Suivant la structure économique des pays, il y aura donc une nécessité plus ou moins forte de prévoir « une transition juste » afin que les travailleurs et travailleuses des entreprises et secteurs « perdants » puissent suivre des programmes de formation ou de requalification et retrouver un autre emploi.
Sur le plan social, la nécessité de réduire les émissions de gaz à effet de serre pourrait faire fortement augmenter le prix de l’électricité ou du chauffage – avec un impact plus marqué pour les ménages modestes car les coûts de l’énergie représentent une part proportionnellement plus élevée de leurs revenus que pour les ménages plus aisés. Les bas revenus ont aussi moins de marge de manœuvre pour substituer aux sources d’énergie fossile des énergies propres que les ménages plus aisés.
C’est pour ces raisons que le mouvement syndical international, relayé au niveau suisse par Travail.Suisse, demande que l’on intègre dans les discussions internationales sur le climat la question de la transition juste. Il faut inclure des mesures pour atténuer les effets sociaux et sur l’emploi des réductions des gaz à effet de serre, comme le « verdissement » des compétences, le respect des droits syndicaux et la participation des travailleurs et travailleuses. Sinon, le risque est grand que le passage d’une économie intensive en carbone à une économie « décarbonisée » soit rejeté par manque de soutien des salarié-e-s pendant la période de transition.
Un pas avait déjà été fait dans cette direction lors de la Conférence sur le climat de Cancun de 2010 avec la mention de la transition juste dans le texte final : « Les parties réalisent que la lutte contre le changement climatique nécessite un changement de paradigme pour l’établissement d’une société à faible émission de carbone qui offre d’importantes possibilités et assure une croissance élevée et le développement durable, basée sur des technologies innovantes et une production, une consommation et des modes de vie plus durables, tout en assurant une transition juste pour la main-d’œuvre qui crée un travail décent et des emplois de qualité. 3 »
Référence minimale dans l’Accord de Paris à la transition juste
Il s’agit maintenant de donner un contenu plus concret au concept de transition juste.
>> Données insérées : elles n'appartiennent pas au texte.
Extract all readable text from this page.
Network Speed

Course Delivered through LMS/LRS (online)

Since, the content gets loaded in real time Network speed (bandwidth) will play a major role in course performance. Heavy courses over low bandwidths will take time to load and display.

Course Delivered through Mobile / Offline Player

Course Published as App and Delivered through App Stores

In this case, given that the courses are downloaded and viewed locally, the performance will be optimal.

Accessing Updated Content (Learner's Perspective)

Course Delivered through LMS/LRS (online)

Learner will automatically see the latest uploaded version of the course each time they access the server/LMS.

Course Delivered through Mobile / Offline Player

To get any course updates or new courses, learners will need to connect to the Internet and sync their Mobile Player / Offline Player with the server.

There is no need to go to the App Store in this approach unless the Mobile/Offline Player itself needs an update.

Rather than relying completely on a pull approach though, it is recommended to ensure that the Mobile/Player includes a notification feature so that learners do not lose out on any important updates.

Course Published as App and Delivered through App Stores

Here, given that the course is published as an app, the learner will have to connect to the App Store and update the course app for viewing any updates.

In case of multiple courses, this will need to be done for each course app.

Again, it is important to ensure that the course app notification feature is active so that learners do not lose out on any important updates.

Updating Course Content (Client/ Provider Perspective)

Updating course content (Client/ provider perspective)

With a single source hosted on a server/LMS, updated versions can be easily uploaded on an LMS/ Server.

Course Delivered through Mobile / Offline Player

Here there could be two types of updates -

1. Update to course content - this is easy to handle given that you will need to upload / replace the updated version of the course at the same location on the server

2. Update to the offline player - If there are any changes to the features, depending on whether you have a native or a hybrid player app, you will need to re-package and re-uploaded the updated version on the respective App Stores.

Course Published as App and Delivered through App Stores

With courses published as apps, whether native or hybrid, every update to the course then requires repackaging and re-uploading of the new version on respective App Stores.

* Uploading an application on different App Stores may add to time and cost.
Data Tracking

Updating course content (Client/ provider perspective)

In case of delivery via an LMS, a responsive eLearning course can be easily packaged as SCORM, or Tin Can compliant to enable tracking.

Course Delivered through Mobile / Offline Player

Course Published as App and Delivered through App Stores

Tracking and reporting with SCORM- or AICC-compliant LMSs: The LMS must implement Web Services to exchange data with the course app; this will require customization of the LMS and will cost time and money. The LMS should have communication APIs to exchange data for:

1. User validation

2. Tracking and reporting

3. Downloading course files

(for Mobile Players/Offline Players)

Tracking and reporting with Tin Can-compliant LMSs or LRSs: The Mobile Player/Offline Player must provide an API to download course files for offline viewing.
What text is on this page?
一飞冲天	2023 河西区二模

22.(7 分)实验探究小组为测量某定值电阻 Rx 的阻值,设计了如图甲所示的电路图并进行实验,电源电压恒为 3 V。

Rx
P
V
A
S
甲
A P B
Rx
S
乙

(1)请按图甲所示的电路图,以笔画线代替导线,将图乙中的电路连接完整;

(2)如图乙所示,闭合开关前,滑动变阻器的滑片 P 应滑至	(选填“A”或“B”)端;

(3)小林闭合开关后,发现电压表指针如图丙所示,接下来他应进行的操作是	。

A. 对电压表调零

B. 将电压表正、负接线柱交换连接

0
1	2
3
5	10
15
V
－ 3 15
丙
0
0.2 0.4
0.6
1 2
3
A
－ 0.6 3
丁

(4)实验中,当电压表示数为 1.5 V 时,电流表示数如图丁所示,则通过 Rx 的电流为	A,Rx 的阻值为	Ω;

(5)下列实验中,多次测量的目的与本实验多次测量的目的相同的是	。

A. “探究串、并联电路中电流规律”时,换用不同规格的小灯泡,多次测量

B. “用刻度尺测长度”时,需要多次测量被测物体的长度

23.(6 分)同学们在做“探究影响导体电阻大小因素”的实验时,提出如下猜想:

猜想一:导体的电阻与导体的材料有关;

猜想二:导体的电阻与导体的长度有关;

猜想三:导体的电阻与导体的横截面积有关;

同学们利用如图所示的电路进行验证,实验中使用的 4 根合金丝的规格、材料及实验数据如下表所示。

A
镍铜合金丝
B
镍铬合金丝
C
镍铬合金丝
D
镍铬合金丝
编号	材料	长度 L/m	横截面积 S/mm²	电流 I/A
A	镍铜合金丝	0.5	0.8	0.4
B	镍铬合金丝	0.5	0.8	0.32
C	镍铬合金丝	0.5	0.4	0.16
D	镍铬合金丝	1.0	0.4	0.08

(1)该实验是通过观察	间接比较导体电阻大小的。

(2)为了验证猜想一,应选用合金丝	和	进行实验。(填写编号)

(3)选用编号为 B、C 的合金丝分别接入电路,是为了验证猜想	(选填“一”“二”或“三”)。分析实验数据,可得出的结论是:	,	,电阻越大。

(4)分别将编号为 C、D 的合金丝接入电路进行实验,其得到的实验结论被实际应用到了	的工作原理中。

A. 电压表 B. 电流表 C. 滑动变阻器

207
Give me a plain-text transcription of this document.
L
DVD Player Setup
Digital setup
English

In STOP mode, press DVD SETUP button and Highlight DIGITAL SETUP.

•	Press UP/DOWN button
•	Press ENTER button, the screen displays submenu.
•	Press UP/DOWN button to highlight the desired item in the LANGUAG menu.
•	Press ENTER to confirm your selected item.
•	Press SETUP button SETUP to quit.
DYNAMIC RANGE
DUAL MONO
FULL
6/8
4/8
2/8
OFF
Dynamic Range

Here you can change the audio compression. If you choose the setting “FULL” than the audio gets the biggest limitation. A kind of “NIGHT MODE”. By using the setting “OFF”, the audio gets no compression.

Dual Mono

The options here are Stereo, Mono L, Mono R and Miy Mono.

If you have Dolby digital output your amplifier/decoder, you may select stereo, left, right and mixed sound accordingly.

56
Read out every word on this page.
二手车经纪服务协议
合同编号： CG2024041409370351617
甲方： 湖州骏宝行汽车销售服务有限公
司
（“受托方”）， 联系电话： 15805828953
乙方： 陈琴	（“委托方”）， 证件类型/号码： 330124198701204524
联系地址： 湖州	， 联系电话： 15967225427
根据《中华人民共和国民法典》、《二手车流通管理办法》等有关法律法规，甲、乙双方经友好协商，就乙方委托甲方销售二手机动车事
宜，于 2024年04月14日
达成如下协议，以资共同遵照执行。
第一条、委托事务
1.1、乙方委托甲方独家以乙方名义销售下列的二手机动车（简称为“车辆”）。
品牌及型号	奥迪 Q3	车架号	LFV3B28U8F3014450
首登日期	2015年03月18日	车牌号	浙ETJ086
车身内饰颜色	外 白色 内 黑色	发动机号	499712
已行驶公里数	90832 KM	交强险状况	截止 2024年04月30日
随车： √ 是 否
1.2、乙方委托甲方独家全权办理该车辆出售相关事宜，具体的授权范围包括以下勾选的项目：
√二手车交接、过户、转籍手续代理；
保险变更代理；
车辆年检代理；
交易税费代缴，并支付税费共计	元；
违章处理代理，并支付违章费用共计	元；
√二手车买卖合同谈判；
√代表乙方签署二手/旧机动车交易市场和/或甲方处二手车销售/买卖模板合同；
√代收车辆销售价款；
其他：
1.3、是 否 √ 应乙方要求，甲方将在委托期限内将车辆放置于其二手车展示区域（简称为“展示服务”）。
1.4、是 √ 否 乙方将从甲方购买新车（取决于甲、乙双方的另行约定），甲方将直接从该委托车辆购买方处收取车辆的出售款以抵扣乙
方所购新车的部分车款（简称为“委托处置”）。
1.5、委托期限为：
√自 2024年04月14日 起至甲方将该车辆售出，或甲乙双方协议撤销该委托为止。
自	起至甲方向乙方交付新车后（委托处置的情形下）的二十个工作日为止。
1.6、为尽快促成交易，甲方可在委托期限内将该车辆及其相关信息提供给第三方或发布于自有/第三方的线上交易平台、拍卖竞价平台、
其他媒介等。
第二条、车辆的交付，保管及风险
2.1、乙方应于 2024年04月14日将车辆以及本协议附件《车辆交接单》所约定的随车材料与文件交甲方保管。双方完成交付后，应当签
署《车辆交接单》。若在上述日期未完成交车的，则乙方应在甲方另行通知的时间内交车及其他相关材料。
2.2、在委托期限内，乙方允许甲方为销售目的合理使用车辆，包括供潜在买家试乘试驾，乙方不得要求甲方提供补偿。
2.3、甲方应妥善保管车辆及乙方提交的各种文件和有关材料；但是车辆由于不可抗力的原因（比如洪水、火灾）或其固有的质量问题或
Il serait bienvenu que l’on intègre les connaissances acquises par l’Organisation internationale du travail (OIT) sur ce point. Car l’OIT a adopté l’initiative verte qui vise à optimiser sa contribution à la transition vers un modèle de développement durable à faible empreinte de carbone au moyen de l’intégration d’une composante concrète sur le travail décent. Elle a organisé pendant la Conférence internationale du travail de juin 2015 le Sommet de haut niveau sur le changement climatique et le monde du travail. En outre, l’OIT, qui a participé à la Conférence de Paris sur le climat, prévoit d’intensifier ses travaux pour une stratégie pour une transition juste.
L’Accord de Paris fait référence dans une annexe aux impératifs de cette transition juste mais de manière très limitée. Il reste donc un grand travail de sensibilisation à faire pour que l’on intègre bien plus à l’avenir la notion de transition juste et de travail décent comme contribution essentielle pour lutter contre le réchauffement climatique.